Other letters were used to show deviations: "SM" and "SN" records were discount-priced, whereas "SW" was used for "premium" albums costing a dollar more. When list prices rose to $6.98 in 1974, Capitol appears to have used "SO" to introduce the new price point...then let it be assumed by "SW" and then "ST" as the new pricing structure became established. The same appears to have happened in 1977 for $7.98 records. When $8.98 records came out, however, it happened so soon after the previous price increase that using "SO" would have caused confusion. Capitol's solution was to add an extra letter ("SOO") and skip the SW stage of progression altogether, letting the $8.98 price point "graduate" directly from SOO to ST. When $9.98 records began to appear in the 1980s, they were denoted with the "SJ" and "PJ" prefixes. (Some early "SJ" albums may have still been $8.98.) This very briefly became "CLJ" ("CLT" for $8.98) when EMI consolidated its worldwide numbering systems in 1987...then the codes disappeared for good.
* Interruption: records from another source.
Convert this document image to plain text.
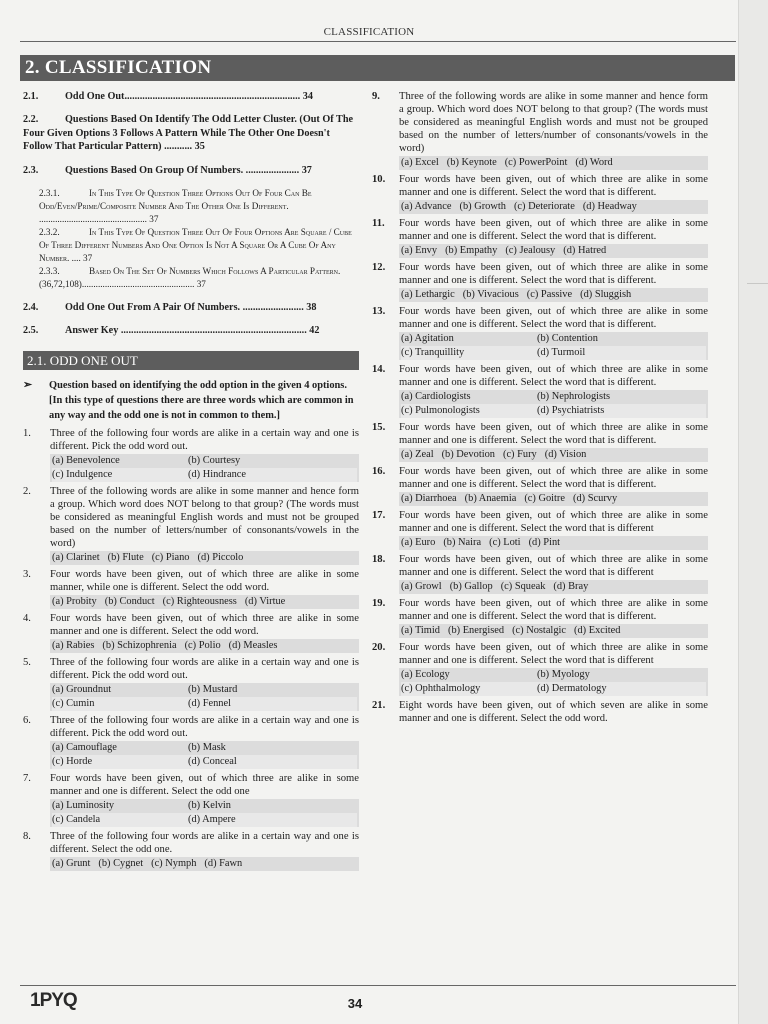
CLASSIFICATION
2. CLASSIFICATION
2.1.	Odd One Out..................................................................... 34
2.2.	Questions Based On Identify The Odd Letter Cluster. (Out Of The Four Given Options 3 Follows A Pattern While The Other One Doesn't Follow That Particular Pattern) ........... 35
2.3.	Questions Based On Group Of Numbers. ..................... 37
2.3.1.	In This Type Of Question Three Options Out Of Four Can Be Odd/Even/Prime/Composite Number And The Other One Is Different. ............................................... 37
2.3.2.	In This Type Of Question Three Out Of Four Options Are Square / Cube Of Three Different Numbers And One Option Is Not A Square Or A Cube Of Any Number. .... 37
2.3.3.	Based On The Set Of Numbers Which Follows A Particular Pattern. (36,72,108)................................................. 37
2.4.	Odd One Out From A Pair Of Numbers. ........................ 38
2.5.	Answer Key ......................................................................... 42
2.1. ODD ONE OUT
➢	Question based on identifying the odd option in the given 4 options. [In this type of questions there are three words which are common in any way and the odd one is not in common to them.]
1.	Three of the following four words are alike in a certain way and one is different. Pick the odd word out.
(a) Benevolence	(b) Courtesy
(c) Indulgence	(d) Hindrance
2.	Three of the following words are alike in some manner and hence form a group. Which word does NOT belong to that group? (The words must be considered as meaningful English words and must not be grouped based on the number of letters/number of consonants/vowels in the word)
(a) Clarinet (b) Flute (c) Piano (d) Piccolo
3.	Four words have been given, out of which three are alike in some manner, while one is different. Select the odd word.
(a) Probity (b) Conduct (c) Righteousness (d) Virtue
4.	Four words have been given, out of which three are alike in some manner and one is different. Select the odd word.
(a) Rabies (b) Schizophrenia (c) Polio (d) Measles
5.	Three of the following four words are alike in a certain way and one is different. Pick the odd word out.
(a) Groundnut	(b) Mustard
(c) Cumin	(d) Fennel
6.	Three of the following four words are alike in a certain way and one is different. Pick the odd word out.
(a) Camouflage	(b) Mask
(c) Horde	(d) Conceal
7.	Four words have been given, out of which three are alike in some manner and one is different. Select the odd one
(a) Luminosity	(b) Kelvin
(c) Candela	(d) Ampere
8.	Three of the following four words are alike in a certain way and one is different. Select the odd one.
(a) Grunt (b) Cygnet (c) Nymph (d) Fawn
9.	Three of the following words are alike in some manner and hence form a group. Which word does NOT belong to that group? (The words must be considered as meaningful English words and must not be grouped based on the number of letters/number of consonants/vowels in the word)
(a) Excel (b) Keynote (c) PowerPoint (d) Word
10.	Four words have been given, out of which three are alike in some manner and one is different. Select the word that is different.
(a) Advance (b) Growth (c) Deteriorate (d) Headway
11.	Four words have been given, out of which three are alike in some manner and one is different. Select the word that is different.
(a) Envy (b) Empathy (c) Jealousy (d) Hatred
12.	Four words have been given, out of which three are alike in some manner and one is different. Select the word that is different.
(a) Lethargic (b) Vivacious (c) Passive (d) Sluggish
13.	Four words have been given, out of which three are alike in some manner and one is different. Select the word that is different.
(a) Agitation	(b) Contention
(c) Tranquillity	(d) Turmoil
14.	Four words have been given, out of which three are alike in some manner and one is different. Select the word that is different.
(a) Cardiologists	(b) Nephrologists
(c) Pulmonologists	(d) Psychiatrists
15.	Four words have been given, out of which three are alike in some manner and one is different. Select the word that is different.
(a) Zeal (b) Devotion (c) Fury (d) Vision
16.	Four words have been given, out of which three are alike in some manner and one is different. Select the word that is different.
(a) Diarrhoea (b) Anaemia (c) Goitre (d) Scurvy
17.	Four words have been given, out of which three are alike in some manner and one is different. Select the word that is different
(a) Euro (b) Naira (c) Loti (d) Pint
18.	Four words have been given, out of which three are alike in some manner and one is different. Select the word that is different
(a) Growl (b) Gallop (c) Squeak (d) Bray
19.	Four words have been given, out of which three are alike in some manner and one is different. Select the word that is different.
(a) Timid (b) Energised (c) Nostalgic (d) Excited
20.	Four words have been given, out of which three are alike in some manner and one is different. Select the word that is different
(a) Ecology	(b) Myology
(c) Ophthalmology	(d) Dermatology
21.	Eight words have been given, out of which seven are alike in some manner and one is different. Select the odd word.
1PYQ	34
This information, by the way, is specific to "normal" vinyl albums actually on the Capitol label. Subsidiaries like Liberty and EMI America added peculiar twists and wrinkles to the system, as did cassette and 8-track tapes. Then there were special packages and multi-item sets, which piled on the letters to produce codes such as "SMAS" or "STCL." One could write a book about this (and someone probably has), but this is the point where I step off of this particular train...

United Artists

In 1972, United Artists adopted a straightforward and orderly consolidated numbering system across its entire sphere of subsidiaries and distributed labels. A typical number looked like UA-LA072-F, with four constituent parts:

  • A label code: UA=United Artists, BN=Blue Note, and so forth.
  • A format code: LA=LP, CA=cassette, EA=8-track.
  • A sequential number, starting at 001 and working upward.
  • A simple and consistent price code: F=$5.98, G=$6.98, H=$7.98, and so forth.
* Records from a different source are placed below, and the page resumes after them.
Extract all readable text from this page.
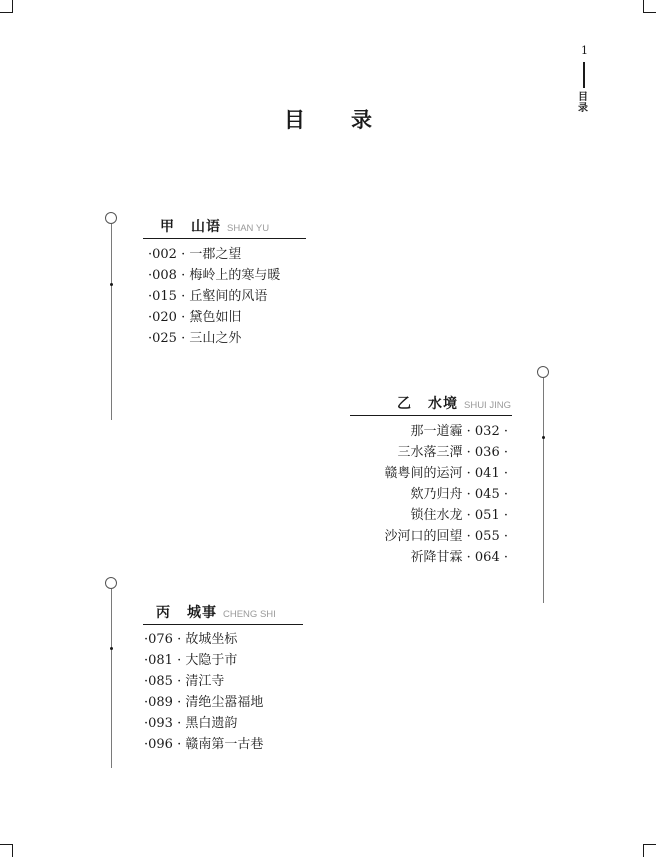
1
目录
目录
甲 山语 SHAN YU
·002 · 一郡之望
·008 · 梅岭上的寒与暖
·015 · 丘壑间的风语
·020 · 黛色如旧
·025 · 三山之外
乙 水境 SHUI JING
那一道霾 · 032 ·
三水落三潭 · 036 ·
赣粤间的运河 · 041 ·
欸乃归舟 · 045 ·
锁住水龙 · 051 ·
沙河口的回望 · 055 ·
祈降甘霖 · 064 ·
丙 城事 CHENG SHI
·076 · 故城坐标
·081 · 大隐于市
·085 · 清江寺
·089 · 清绝尘嚣福地
·093 · 黑白遗韵
·096 · 赣南第一古巷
This system was not used for a particularly long period of time. Why? United Artists in the 1970s was owned by Transamerica Corporation, an insurance conglomerate that knew absolutely zilch about the music business. By the second half of the 1970s, UAR was shedding talent and bleeding money...and Transamerica's solution was to sell the label to the executives running it, who immediately defaulted on their loans and left Capitol Records holding the bag. The very first word of order that Capitol did was scrap the United Artists code system and replace it with its own...shortly before scrapping the United Artists name, and shutting the label down altogether.